- Written by: Keith Aberdein
- Directed by: Peter Muxlow; Tony Isaac; Ross Jennings; Keith Aberdein;
- Starring: Barbara Ewing
- Country of origin: New Zealand
- Original language: English
- No. of seasons: 1
- No. of episodes: 6

Production
- Producer: John Anderson
- Running time: 60 minutes
- Production company: TV1

Original release
- Release: October 10 – November 14, 1978

= Rachel (TV series) =

Rachel is a New Zealand television series. Written by Keith Aberdein, it was a 6 part series that starred Barbara Ewing as a woman who inherits a farm from her father who she already thought had died decades before.

Production of the series was threatend due to industrial action but filming resumed with Ewing staying in New Zealand for longer time than planned to finish the show.
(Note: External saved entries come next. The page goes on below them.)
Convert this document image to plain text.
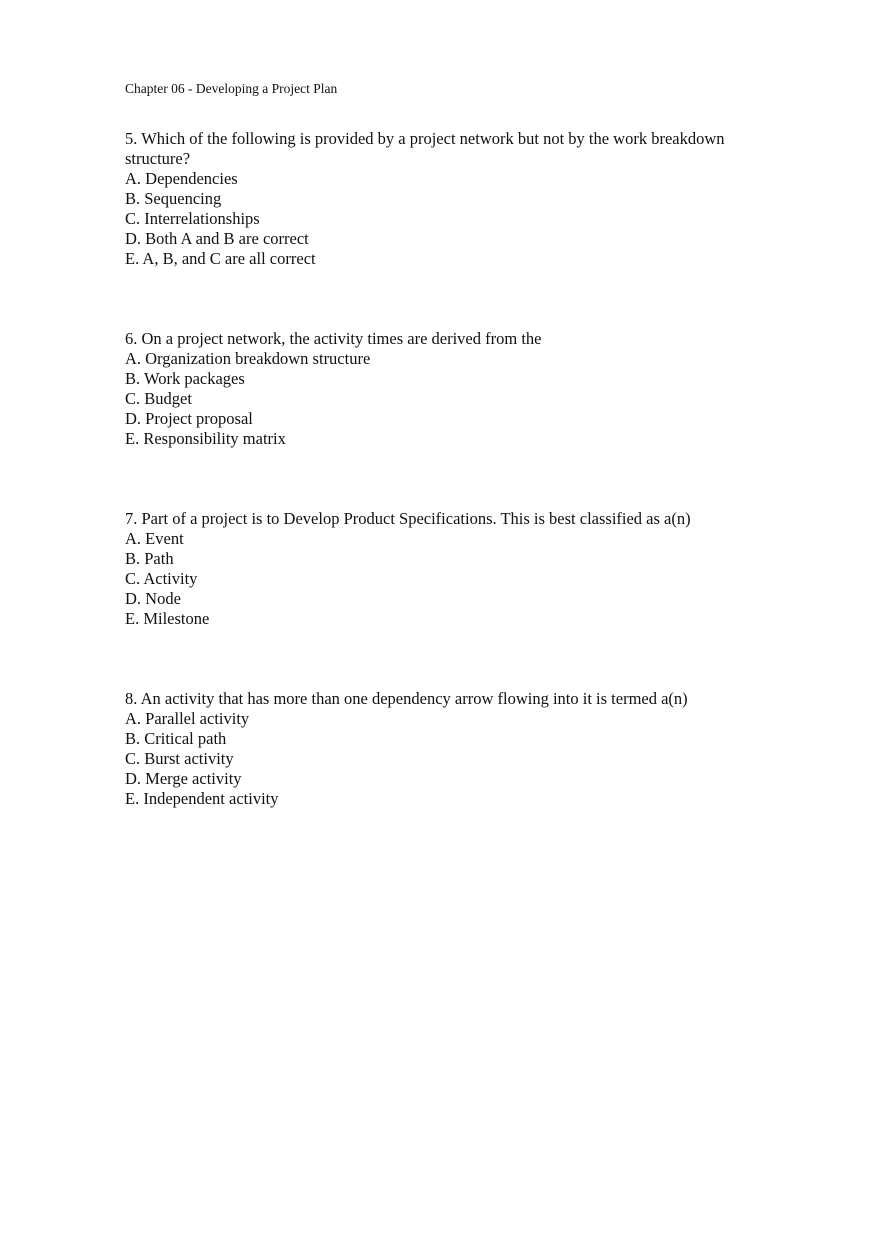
Chapter 06 - Developing a Project Plan

5. Which of the following is provided by a project network but not by the work breakdown structure?

A. Dependencies

B. Sequencing

C. Interrelationships

D. Both A and B are correct

E. A, B, and C are all correct

6. On a project network, the activity times are derived from the

A. Organization breakdown structure

B. Work packages

C. Budget

D. Project proposal

E. Responsibility matrix

7. Part of a project is to Develop Product Specifications. This is best classified as a(n)

A. Event

B. Path

C. Activity

D. Node

E. Milestone

8. An activity that has more than one dependency arrow flowing into it is termed a(n)

A. Parallel activity

B. Critical path

C. Burst activity

D. Merge activity

E. Independent activity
Partway through production she took a trip to Britain to film an episode of The Sweeney.

==Cast==
- Barbara Ewing as Rachel
- Martyn Sanderson as Tom
- Dorothy McKegg as Mary
- Deborah Doole as Maggie
- John Bach as Dave
- Bill Stalker as Lascelles
- Grant Tilly as Jim

==Reception==
Nancy Cawley wrote in the Press that it looked "like being another memorable milestone in New Zealand film-making." She adds "Two aspects of the production are remarkable for their high quality - the sets and the music."